The University of Florida (UF) Health Precision Medicine Program (PMP) launched in 2012 with an initial focus on pharmacogenetic testing. The first gene-drug pair implemented into practice was CYP2C19-clopidogrel in the setting of percutaneous coronary intervention. Since then, the program has expanded to support implementation of the following gene-drug pairs: TPMT/NUDT15-thiopurines, CYP2D6/CYP2C19-antidepressants, CYP2D6-opioids, CYP2C19-proton pump inhibitors (PPIs), and CYP2C9-nonsteriodal anti-inflammatory drugs. Each implementation occurred in response to a physician request for pharmacogenetic testing to help inform prescribing decisions. Panel-based testing became available in 2019 and covers nine pharmacogenes, including those listed above.
With each implementation, several key best practices are followed. First, it is critical that there is strong evidence to support genetic associations with drug effectiveness and/or safety. Importantly, it is not necessary for there to be evidence of improved clinical outcomes with the use of genotype information in prescribing decisions. Rather, genotype is considered to be another important factor, similar to age or serum creatinine, to consider when optimizing drug therapy for a given patient. The Clinical Pharmacogenetics Implementation Consortium (CPIC) evaluates and summarizes the pharmacogenetic evidence.1 For gene-drug pairs with a high-level of evidence, CPIC provides recommendations for how to integrate genotype results into prescribing decisions. Thus, for institutions newly implementing pharmacogenetic testing, CPIC guidelines are a great resource for evidence evaluation.
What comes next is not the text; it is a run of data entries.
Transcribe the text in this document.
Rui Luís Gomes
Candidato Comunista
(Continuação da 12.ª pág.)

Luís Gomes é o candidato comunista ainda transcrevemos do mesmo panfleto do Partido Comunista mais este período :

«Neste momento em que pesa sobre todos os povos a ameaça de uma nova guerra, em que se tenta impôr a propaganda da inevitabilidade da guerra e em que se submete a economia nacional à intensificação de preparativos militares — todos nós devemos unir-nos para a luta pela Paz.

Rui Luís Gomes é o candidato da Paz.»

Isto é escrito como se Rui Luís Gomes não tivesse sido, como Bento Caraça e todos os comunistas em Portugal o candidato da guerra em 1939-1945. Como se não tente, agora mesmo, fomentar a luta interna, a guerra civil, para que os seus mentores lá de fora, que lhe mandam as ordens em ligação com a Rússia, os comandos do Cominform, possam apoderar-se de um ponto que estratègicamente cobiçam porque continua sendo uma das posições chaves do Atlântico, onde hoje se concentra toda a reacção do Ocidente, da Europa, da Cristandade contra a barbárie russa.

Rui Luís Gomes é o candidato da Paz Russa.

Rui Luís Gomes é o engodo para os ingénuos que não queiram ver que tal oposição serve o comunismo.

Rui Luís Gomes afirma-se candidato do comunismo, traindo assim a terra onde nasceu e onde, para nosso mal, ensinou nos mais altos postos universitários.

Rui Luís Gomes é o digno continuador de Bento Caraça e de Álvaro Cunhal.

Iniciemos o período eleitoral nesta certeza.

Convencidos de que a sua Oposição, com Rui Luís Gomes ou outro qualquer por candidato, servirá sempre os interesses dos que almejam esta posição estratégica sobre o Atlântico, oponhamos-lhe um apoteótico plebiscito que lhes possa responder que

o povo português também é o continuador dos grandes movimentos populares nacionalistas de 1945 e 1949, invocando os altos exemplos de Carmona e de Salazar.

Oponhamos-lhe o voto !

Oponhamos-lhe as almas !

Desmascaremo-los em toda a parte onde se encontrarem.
Another best practice followed at UF Health is related to the selection of pharmacogenetic variants for testing. There is significant variability in allele frequencies across ancestry groups, and many clinically relevant alleles are common in one ancestry group but rare in others. Our program strives to include any functional variant with appreciable frequency (e.g., ≥1%) in at least one population. For example, for the CYP2D6 gene, the decreased-function *17 and *29 alleles occur frequently in those of African ancestry. Therefore, even though they are uncommon in other populations, *17 and *29 are included on the UF Health CYP2D6 genotype assay. A helpful resource for selecting pharmacogenetic variants for testing comes from the Association of Molecular Pathology, which publishes recommendations for which alleles to include on clinical testing panels.2-4
A third best practice is that genotype results are entered into the electronic health record (EHR) as discrete data. This allows for building automated alerts within the EHR to guide prescribing decisions at the point of care. In the event that a provider orders a drug for a patient, and the patient has a genotype associated with reduced effectiveness or increased risk of adverse effects to the drug ordered, an alert will automatically appear to notify the provider of such. For example, if a provider orders tramadol for a patient with a CYP2D6 genotype associated with reduced tramadol effectiveness, an alert will appear to warn the prescriber that the patient may get little to no pain relief with tramadol.
A final best practice is that clear clinical decision support is provided to assist prescribers with applying genotype results to drug selection and dosing. Genotype-guided recommendations are provided through the automated alerts described above and are consistent with CPIC guideline recommendations. Referring to the example above, the alert would include recommendations to avoid tramadol and either consider a non-opioid analgesic or an opioid that is not affected by CYP2D6 metabolizer status, with specific examples provided. Clinical pharmacists are available for consultation as needed.